Tour 8 Horse Guards
Take an 11 or 24 bus from Victoria station to Trafalgar Square to start our eighth tour at the Canadian High Commission, the large building with distinctive red and white flags opposite the Sainsbury Wing of the National Gallery. There’s generally a free exhibition at the High Commission accessible after a body and luggage scan. This circular tour crosses from the Commission past the historic Admiralty Pub onto the Mall turning right to view the free Mall galleries and Queen Mother memorial further down. We turn back along the Mall to Horse Guards via the Police memorial then pass through to Whitehall and visit Downing Street, the Cenotaph and the Banqueting House heading back to Trafalgar Square for a bus to Victoria.
From the Canadian High Commission cross into Spring Gardens passing the HMS Victory-themed Admiralty pub into the Mall. Admiralty Arch on your left is King Edward VII’s memorial to his mother Queen Victoria and its central arch is reserved for Royal processions. A short distance along the pavement heading away from the Arch there is free access to the Mall Galleries which are open save between the exhibitions ‘celebrating contemporary visual arts through a lively and diverse programme of exhibitions and events’. The galleries serve the Federation of British Artists which are constituted from eight UK art societies specialising in oil, portrait, marine, wildlife, watercolour, pastel, printmaking and sculpture.
Turn right out of the Mall Galleries and walk a short distance to view monuments on the right. The Queen’s mother ‘Queen Elizabeth the Queen Mother’ who died in 2002 aged 101 is commemorated by a statue and friezes below the statue of her husband the reluctant King George VI. His reluctance shared by Elizabeth links to the way the monarchy suddenly descended upon him following his brother’s abdication in 1936. The two sets of friezes show Queen Elizabeth with the King visiting the East End during the Blitz in World War II and her later interests including horse racing. She was resident in her later years at Clarence House further along the Mall.
Turn back up the Mall and cross the road towards the ivy covered Admiralty Citadel built at the start of World War II as a bomb proof bunker with 6 metre thick roof. The small black rectangle in front of it is also covered with creepers on three sides with a Roll of Honour on the northern side commemorating some 4000 police officers killed in the course of their duties in the United Kingdom. The National Police Memorial has a second feature adjacent - a glass column in a reflecting pool internally illuminated by fibre optic cables with a faint blue light symbolic of the blue lamps that traditionally hung outside police stations in the United Kingdom.
From the Police memorial continue walking away from the Mall to enter Horse Guards which has two understandings, the parade ground and the ceremonial entrance through the arch on Whitehall. Enter the large parade ground and head half left towards the archway pertaining to the former Palace of Whitehall.
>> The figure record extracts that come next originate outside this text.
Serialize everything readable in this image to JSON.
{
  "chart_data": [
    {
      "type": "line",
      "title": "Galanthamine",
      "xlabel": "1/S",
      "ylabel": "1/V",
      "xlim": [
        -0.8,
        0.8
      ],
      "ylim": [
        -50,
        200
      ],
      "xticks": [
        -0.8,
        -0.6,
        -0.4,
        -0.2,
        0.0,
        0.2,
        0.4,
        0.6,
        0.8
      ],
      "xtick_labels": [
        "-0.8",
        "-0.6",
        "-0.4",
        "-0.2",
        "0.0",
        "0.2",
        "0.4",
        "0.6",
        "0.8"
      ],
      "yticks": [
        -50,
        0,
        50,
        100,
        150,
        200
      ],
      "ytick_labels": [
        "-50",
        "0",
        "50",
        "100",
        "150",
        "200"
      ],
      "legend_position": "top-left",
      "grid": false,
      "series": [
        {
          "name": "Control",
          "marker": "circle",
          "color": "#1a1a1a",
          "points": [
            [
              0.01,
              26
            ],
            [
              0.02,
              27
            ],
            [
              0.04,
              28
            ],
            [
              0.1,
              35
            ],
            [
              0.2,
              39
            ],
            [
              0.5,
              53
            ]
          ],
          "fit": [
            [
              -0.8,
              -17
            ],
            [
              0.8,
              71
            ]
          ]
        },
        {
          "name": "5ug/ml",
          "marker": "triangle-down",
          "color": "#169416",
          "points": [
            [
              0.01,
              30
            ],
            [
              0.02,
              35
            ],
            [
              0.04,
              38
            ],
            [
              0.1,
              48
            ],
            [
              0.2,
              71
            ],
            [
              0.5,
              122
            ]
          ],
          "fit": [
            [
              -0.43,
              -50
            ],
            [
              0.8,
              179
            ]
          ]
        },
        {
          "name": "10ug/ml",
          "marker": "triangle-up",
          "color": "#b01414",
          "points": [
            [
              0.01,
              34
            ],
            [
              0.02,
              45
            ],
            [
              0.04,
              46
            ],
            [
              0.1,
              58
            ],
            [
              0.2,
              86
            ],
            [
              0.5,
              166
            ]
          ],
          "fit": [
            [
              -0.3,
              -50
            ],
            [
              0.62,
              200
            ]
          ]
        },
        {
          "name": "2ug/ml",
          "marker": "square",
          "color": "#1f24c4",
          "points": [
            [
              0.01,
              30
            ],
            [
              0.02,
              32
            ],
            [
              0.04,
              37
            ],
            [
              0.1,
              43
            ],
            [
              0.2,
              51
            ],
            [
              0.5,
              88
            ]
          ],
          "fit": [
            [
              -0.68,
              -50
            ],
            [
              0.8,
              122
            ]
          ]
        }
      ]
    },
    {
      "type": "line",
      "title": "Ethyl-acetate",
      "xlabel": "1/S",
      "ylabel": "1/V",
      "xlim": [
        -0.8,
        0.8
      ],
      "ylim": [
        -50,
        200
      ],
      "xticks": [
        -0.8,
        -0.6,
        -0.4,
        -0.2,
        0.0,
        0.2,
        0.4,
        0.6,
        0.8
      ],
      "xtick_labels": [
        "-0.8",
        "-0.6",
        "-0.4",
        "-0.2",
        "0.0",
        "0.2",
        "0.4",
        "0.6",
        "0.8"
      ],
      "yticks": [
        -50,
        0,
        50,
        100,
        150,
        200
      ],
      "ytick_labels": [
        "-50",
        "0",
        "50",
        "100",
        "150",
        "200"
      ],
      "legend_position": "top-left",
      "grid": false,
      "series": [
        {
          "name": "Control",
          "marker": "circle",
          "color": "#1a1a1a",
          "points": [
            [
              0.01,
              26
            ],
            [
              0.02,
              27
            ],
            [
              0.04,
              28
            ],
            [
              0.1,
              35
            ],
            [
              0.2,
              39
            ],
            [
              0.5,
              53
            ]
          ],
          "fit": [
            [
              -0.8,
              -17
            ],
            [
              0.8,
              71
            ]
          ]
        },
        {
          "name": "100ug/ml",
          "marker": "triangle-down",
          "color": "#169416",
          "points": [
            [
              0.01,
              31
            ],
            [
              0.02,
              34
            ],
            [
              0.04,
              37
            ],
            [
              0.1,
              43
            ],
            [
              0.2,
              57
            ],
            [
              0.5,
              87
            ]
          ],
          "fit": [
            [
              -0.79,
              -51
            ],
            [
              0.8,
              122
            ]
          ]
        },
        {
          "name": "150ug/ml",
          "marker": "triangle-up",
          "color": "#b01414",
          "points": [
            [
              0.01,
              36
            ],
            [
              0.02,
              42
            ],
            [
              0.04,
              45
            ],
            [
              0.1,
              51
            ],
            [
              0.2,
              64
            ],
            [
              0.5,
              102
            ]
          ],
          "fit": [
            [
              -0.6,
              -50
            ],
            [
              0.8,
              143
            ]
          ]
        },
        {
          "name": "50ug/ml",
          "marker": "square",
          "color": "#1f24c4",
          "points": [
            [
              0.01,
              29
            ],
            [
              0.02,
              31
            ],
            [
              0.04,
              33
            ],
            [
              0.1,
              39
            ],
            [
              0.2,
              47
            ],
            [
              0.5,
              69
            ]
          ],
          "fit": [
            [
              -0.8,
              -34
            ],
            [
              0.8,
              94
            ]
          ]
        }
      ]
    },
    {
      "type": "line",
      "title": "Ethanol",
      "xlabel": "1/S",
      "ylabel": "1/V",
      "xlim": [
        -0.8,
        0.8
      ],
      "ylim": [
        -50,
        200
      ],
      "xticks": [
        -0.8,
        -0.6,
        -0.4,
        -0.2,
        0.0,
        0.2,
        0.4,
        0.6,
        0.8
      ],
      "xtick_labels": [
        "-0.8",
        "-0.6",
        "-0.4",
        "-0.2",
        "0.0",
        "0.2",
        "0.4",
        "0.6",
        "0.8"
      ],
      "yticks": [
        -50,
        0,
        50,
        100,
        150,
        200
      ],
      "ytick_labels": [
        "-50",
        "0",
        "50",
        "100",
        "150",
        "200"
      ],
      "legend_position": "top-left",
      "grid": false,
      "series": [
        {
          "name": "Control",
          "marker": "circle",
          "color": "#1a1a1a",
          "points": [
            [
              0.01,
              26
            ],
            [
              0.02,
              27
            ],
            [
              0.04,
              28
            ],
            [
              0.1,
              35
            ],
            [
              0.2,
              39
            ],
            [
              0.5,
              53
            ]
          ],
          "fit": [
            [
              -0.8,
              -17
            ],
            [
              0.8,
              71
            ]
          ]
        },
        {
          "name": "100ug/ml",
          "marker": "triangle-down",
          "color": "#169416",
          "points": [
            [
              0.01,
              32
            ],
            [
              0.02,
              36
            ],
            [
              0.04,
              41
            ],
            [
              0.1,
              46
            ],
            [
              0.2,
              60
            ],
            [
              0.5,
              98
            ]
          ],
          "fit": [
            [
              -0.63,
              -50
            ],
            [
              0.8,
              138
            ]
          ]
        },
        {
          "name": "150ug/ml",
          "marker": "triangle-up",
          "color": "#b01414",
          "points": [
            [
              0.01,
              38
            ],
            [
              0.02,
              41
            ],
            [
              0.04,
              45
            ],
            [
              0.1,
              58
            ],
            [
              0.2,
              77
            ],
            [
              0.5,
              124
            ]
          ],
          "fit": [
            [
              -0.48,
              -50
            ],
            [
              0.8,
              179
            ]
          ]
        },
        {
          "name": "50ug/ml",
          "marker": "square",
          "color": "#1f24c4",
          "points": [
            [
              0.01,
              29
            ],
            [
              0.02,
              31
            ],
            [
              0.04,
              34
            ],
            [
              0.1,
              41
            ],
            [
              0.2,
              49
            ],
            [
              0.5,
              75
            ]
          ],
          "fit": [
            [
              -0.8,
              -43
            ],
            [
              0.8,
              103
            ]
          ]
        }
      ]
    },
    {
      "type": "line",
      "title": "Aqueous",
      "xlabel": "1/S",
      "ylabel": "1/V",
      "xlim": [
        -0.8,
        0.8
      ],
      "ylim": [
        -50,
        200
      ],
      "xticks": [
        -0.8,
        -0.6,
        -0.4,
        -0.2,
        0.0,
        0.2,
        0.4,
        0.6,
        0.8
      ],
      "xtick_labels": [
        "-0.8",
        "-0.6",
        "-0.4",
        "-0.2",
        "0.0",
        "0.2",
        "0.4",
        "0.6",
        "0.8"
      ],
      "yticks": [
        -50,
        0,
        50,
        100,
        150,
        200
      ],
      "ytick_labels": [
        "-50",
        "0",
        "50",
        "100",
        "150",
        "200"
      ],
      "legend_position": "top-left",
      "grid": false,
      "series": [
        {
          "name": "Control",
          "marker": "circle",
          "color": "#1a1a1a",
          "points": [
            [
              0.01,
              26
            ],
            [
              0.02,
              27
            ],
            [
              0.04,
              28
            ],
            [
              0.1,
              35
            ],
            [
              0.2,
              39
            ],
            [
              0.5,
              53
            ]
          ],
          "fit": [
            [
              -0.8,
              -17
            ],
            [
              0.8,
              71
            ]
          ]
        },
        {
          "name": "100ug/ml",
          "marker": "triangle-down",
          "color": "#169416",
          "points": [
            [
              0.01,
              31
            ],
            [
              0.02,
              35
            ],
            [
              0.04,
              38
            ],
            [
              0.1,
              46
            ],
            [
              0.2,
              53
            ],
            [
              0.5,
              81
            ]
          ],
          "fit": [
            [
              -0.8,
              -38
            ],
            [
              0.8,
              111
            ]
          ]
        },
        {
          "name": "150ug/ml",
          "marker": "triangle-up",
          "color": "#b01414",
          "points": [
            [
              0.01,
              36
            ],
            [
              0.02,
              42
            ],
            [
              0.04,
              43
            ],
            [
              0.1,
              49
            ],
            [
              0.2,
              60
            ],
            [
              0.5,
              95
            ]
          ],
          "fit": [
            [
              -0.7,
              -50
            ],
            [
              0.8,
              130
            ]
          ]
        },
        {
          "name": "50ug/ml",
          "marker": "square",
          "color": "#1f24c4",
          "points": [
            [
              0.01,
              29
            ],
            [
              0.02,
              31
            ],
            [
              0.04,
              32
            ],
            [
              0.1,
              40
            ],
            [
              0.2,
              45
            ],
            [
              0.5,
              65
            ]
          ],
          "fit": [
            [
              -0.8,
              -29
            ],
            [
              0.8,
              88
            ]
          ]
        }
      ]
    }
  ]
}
On this site where King Henry VIII viewed jousting is held the more solemn annual ceremonies of Trooping the Colour, which commemorates the monarch's official birthday, and Beating Retreat. Pass through the archway to the ceremonial entrance with its two Horse Guards who stoically provide camera calls for London’s tourists.
Turn right out of Horse Guards and walk along Whitehall to the gated entrance to Downing Street residence of the Prime Minister and two words that speak for the Government. Former resident Winston Churchill, referring to Downing’s cul-de-sac built 1682-4, described the buildings as ‘shaky and lightly built by the profiteering contractor whose name they bear’. Since the Irish Republican Army effected a mortar bomb attack in 1991 security has been intense. The public gain access indirectly through television coverage of major prime ministerial statements. Outside the gates tourists form one crowd and demonstrators often form another one across Whitehall.
Continue down Whitehall from Downing Street to Lutyens’ Cenotaph replicated in several Commonwealth countries. It was unveiled by King George V on 11 November 1920 as part of a ceremony bringing the body of an Unknown Warrior who fell in World War I to burial in Westminster Abbey. On the second anniversary of the Armistice with Germany ‘ the eleventh hour of the eleventh day of the eleventh month’ the King laid a wreath on the Unknown Warrior’s gun-carriage before unveiling the Cenotaph or ‘empty tomb’ honouring ‘the glorious dead’ of war wherever they are buried. November ceremonies continue here on the 11th and the Sunday nearest.
Head back up Whitehall to Trafalgar Square on the pavement and just before Horse Guards view and then cross to the Banqueting House. Built by Inigo Jones 1619-1622 for King Charles I, controversially refaced in the 19th century, its interior has a ceiling by Rubens extolling the divine right of kings. Ironically By supreme it became the venue for the beheading of Charles whose bust is visible over the porch almost where he died 30 January 1649 on a scaffold outside a first floor window. According to observer Philip Henry, ‘a moan as I never heard before and desire I may never hear again’ rose from the crowd. Charles 1 statue is at the top of Whitehall.